Well, there's your problem. Its in French.
$P(T|A) = 1/2,
P(T|B) = 2/3,
P(T|C) = 1/1$
$P(A) = P(B) = P(C) = 1/3$
$P(TA) = P(T|A) P(A) = 1/6$
$P(TB) = P(T|B) P(B) = 2/9$
$P(TC) = P(T|C) P(C) = 1/3$
$P(TA \lor TB \lor TC) = P(TA) + P(TB) + P(TC) = 1/6 + 2/9 + 1/3 = 13/18$
$P(T(A \lor B \lor C)) = P(T) = 13/18$
So when you randomly pick the first coin and then flip it, you stand a 13/18 chance of getting Tails.
This does not necessarily mean that if you throw the same coin a second time the probability is the same. The reason is because you are not randomly picking a (new) coin. These probabilities must get factored out of consideration.

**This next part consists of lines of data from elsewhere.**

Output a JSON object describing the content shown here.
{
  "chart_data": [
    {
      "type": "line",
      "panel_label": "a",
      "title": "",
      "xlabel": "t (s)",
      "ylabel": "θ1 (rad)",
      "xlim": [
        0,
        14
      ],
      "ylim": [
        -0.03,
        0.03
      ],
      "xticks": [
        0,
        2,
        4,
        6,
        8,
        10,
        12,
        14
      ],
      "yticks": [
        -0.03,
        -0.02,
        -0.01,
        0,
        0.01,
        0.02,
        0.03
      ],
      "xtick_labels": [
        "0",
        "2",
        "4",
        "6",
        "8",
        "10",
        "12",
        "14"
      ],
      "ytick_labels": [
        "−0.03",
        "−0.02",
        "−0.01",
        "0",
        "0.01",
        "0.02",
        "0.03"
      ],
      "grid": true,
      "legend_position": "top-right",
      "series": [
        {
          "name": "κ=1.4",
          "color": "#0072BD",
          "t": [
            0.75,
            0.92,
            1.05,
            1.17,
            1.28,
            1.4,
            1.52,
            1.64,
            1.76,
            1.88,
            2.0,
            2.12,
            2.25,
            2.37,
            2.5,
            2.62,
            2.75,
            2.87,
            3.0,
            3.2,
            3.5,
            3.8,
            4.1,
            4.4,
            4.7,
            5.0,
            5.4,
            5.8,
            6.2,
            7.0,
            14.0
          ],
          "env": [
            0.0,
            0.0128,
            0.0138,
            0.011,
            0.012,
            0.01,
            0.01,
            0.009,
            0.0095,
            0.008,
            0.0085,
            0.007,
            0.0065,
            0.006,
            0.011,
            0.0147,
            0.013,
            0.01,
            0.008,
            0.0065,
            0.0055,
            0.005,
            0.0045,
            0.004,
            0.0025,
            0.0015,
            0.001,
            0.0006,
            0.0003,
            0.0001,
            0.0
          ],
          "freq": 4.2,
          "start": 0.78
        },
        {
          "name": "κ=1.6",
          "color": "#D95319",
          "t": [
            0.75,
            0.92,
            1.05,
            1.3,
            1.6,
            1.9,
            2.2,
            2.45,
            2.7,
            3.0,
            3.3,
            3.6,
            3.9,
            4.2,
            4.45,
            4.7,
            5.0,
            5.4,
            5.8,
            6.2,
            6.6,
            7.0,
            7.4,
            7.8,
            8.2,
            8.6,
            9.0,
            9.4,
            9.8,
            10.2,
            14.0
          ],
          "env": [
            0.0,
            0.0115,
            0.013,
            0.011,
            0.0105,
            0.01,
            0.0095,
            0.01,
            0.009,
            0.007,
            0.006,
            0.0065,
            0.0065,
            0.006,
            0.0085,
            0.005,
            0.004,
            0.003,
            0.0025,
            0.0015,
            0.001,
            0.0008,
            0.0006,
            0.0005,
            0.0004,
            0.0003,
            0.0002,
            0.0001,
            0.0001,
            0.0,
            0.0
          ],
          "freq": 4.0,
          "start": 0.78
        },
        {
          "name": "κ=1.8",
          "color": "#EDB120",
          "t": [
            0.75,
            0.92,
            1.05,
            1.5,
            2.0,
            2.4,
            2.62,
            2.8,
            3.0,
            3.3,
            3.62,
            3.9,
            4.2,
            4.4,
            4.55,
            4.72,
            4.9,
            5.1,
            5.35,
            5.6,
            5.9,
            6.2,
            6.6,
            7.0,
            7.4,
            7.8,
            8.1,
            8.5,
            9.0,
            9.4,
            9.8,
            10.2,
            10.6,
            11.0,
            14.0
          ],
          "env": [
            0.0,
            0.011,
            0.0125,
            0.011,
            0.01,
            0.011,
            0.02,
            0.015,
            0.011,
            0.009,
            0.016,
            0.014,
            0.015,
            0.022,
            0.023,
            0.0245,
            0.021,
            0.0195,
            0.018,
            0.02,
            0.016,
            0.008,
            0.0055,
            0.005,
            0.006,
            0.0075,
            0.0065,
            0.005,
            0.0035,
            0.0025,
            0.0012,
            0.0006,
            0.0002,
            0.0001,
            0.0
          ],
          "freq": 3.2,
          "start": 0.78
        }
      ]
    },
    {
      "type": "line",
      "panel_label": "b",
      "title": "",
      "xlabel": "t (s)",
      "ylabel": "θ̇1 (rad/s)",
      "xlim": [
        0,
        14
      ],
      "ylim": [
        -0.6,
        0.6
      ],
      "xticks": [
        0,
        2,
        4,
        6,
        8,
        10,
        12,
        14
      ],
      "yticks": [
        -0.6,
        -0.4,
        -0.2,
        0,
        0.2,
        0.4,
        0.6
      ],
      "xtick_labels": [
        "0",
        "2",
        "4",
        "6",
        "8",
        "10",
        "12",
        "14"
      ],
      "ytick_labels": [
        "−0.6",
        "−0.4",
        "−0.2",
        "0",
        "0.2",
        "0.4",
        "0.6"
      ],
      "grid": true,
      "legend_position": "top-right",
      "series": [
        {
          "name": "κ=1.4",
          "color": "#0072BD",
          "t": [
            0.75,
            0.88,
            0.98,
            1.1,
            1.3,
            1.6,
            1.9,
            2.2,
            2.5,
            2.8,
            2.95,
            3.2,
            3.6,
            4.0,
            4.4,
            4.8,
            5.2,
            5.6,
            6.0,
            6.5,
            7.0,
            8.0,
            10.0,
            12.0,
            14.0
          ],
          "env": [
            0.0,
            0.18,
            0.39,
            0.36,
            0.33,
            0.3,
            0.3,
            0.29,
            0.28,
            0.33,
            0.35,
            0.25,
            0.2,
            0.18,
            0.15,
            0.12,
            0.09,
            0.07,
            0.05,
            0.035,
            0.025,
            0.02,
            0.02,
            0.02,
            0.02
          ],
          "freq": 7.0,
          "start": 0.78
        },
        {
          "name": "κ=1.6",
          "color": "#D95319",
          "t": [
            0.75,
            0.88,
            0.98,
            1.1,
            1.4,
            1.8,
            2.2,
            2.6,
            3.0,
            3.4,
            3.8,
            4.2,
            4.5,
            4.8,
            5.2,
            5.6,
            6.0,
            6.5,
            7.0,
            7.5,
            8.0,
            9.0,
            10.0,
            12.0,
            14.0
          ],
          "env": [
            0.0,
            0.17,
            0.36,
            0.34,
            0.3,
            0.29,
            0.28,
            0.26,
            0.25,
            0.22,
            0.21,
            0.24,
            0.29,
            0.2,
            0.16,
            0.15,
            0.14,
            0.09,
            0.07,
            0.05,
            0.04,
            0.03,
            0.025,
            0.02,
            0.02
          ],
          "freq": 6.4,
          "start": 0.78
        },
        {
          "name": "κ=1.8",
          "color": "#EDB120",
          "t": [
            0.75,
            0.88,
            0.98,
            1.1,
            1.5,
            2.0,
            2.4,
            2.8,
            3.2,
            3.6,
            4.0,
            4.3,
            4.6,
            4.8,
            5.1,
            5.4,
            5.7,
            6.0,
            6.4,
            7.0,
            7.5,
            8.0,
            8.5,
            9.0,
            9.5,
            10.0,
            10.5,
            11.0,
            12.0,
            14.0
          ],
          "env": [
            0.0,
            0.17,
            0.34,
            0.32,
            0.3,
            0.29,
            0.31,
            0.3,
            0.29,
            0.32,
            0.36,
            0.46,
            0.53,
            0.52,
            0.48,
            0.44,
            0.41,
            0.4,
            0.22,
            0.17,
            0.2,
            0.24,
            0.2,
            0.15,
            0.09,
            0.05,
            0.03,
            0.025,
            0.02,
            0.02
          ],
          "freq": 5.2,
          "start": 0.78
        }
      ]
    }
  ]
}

We need to be careful because you - or me - stand a very good chance of the Monty Hall fallacy. I'm probably going to be guilty here in a moment even though I recognize it is a risk.
However, getting a Tails on this flip does not provide us with any new information and we are left not knowing what coin we have - this is effectively the same scenario than randomly picking a new coin: Total uncertainty.

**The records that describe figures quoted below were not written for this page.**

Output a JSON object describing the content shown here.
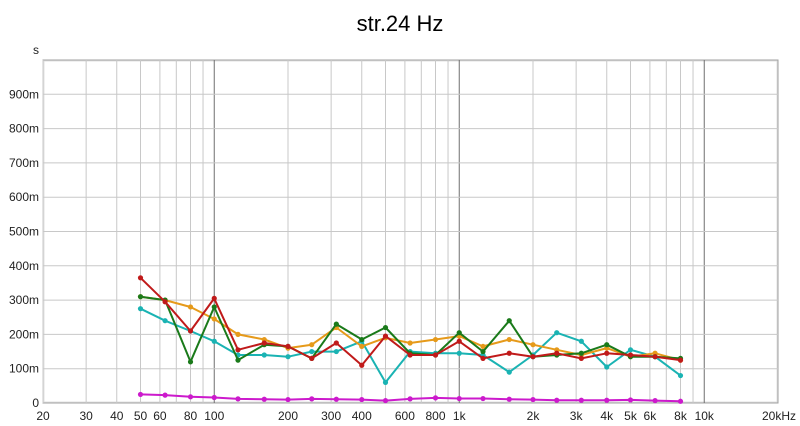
{
  "chart_data": {
    "type": "line",
    "title": "str.24 Hz",
    "ylabel": "s",
    "xscale": "log",
    "xlim": [
      20,
      20000
    ],
    "ylim": [
      0,
      1.0
    ],
    "grid": true,
    "x_ticks": [
      {
        "v": 20,
        "label": "20"
      },
      {
        "v": 30,
        "label": "30"
      },
      {
        "v": 40,
        "label": "40"
      },
      {
        "v": 50,
        "label": "50"
      },
      {
        "v": 60,
        "label": "60"
      },
      {
        "v": 80,
        "label": "80"
      },
      {
        "v": 100,
        "label": "100"
      },
      {
        "v": 200,
        "label": "200"
      },
      {
        "v": 300,
        "label": "300"
      },
      {
        "v": 400,
        "label": "400"
      },
      {
        "v": 600,
        "label": "600"
      },
      {
        "v": 800,
        "label": "800"
      },
      {
        "v": 1000,
        "label": "1k"
      },
      {
        "v": 2000,
        "label": "2k"
      },
      {
        "v": 3000,
        "label": "3k"
      },
      {
        "v": 4000,
        "label": "4k"
      },
      {
        "v": 5000,
        "label": "5k"
      },
      {
        "v": 6000,
        "label": "6k"
      },
      {
        "v": 8000,
        "label": "8k"
      },
      {
        "v": 10000,
        "label": "10k"
      },
      {
        "v": 20000,
        "label": "20kHz"
      }
    ],
    "y_ticks": [
      {
        "v": 0,
        "label": "0"
      },
      {
        "v": 0.1,
        "label": "100m"
      },
      {
        "v": 0.2,
        "label": "200m"
      },
      {
        "v": 0.3,
        "label": "300m"
      },
      {
        "v": 0.4,
        "label": "400m"
      },
      {
        "v": 0.5,
        "label": "500m"
      },
      {
        "v": 0.6,
        "label": "600m"
      },
      {
        "v": 0.7,
        "label": "700m"
      },
      {
        "v": 0.8,
        "label": "800m"
      },
      {
        "v": 0.9,
        "label": "900m"
      }
    ],
    "x": [
      50,
      63,
      80,
      100,
      125,
      160,
      200,
      250,
      315,
      400,
      500,
      630,
      800,
      1000,
      1250,
      1600,
      2000,
      2500,
      3150,
      4000,
      5000,
      6300,
      8000
    ],
    "series": [
      {
        "color": "#1AB3B3",
        "values": [
          0.275,
          0.24,
          0.21,
          0.18,
          0.14,
          0.14,
          0.135,
          0.15,
          0.15,
          0.18,
          0.06,
          0.15,
          0.145,
          0.145,
          0.14,
          0.09,
          0.14,
          0.205,
          0.18,
          0.105,
          0.155,
          0.135,
          0.08
        ]
      },
      {
        "color": "#E69A1A",
        "values": [
          0.31,
          0.3,
          0.28,
          0.245,
          0.2,
          0.185,
          0.16,
          0.17,
          0.22,
          0.165,
          0.19,
          0.175,
          0.185,
          0.195,
          0.165,
          0.185,
          0.17,
          0.155,
          0.14,
          0.16,
          0.135,
          0.145,
          0.125
        ]
      },
      {
        "color": "#1A7A1A",
        "values": [
          0.31,
          0.3,
          0.12,
          0.28,
          0.125,
          0.17,
          0.165,
          0.13,
          0.23,
          0.185,
          0.22,
          0.145,
          0.14,
          0.205,
          0.15,
          0.24,
          0.135,
          0.14,
          0.145,
          0.17,
          0.135,
          0.135,
          0.13
        ]
      },
      {
        "color": "#C01A1A",
        "values": [
          0.365,
          0.295,
          0.21,
          0.305,
          0.155,
          0.175,
          0.165,
          0.13,
          0.175,
          0.11,
          0.195,
          0.14,
          0.14,
          0.18,
          0.13,
          0.145,
          0.135,
          0.145,
          0.13,
          0.145,
          0.14,
          0.135,
          0.125
        ]
      },
      {
        "color": "#CC1ACC",
        "values": [
          0.025,
          0.023,
          0.018,
          0.016,
          0.012,
          0.011,
          0.01,
          0.012,
          0.011,
          0.01,
          0.007,
          0.012,
          0.015,
          0.013,
          0.013,
          0.011,
          0.01,
          0.008,
          0.008,
          0.008,
          0.009,
          0.007,
          0.005
        ]
      }
    ]
  }
}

If we kept this one coin for the long haul and tallied up results, we can use frequentist reasoning to deduce which coin we have. If we get a Heads, we know its not coin C and this is new information.
So Im inclined to agree with your reasoning. 13/18 is the probability.
Additional: Im trying to understand the reasoning of the other answers. I thin the reasoning is that they are reversing the conditional probabilities using Bayes Theorem.
$P(TA) / P(T) = P(A|T) = (1/6)/(13/18) = 3/13$
$P(TB) / P(T) = P(B|T) = (2/9)/(13/18) = 4/13$
$P(TC) / P(T) = P(C|T) = (1/3)/(13/18) = 6/13$
Im not sure what the next step ought to be then. We now know that the conditional probability of each coin is given that we got a tails. I dont know what to do with this information though. Multiplying each of these by $P(T)$ is redundant information. Someone multiplied each $P(C|T)$ by the associated $P(T|C)$ and Im not sure what that does for us.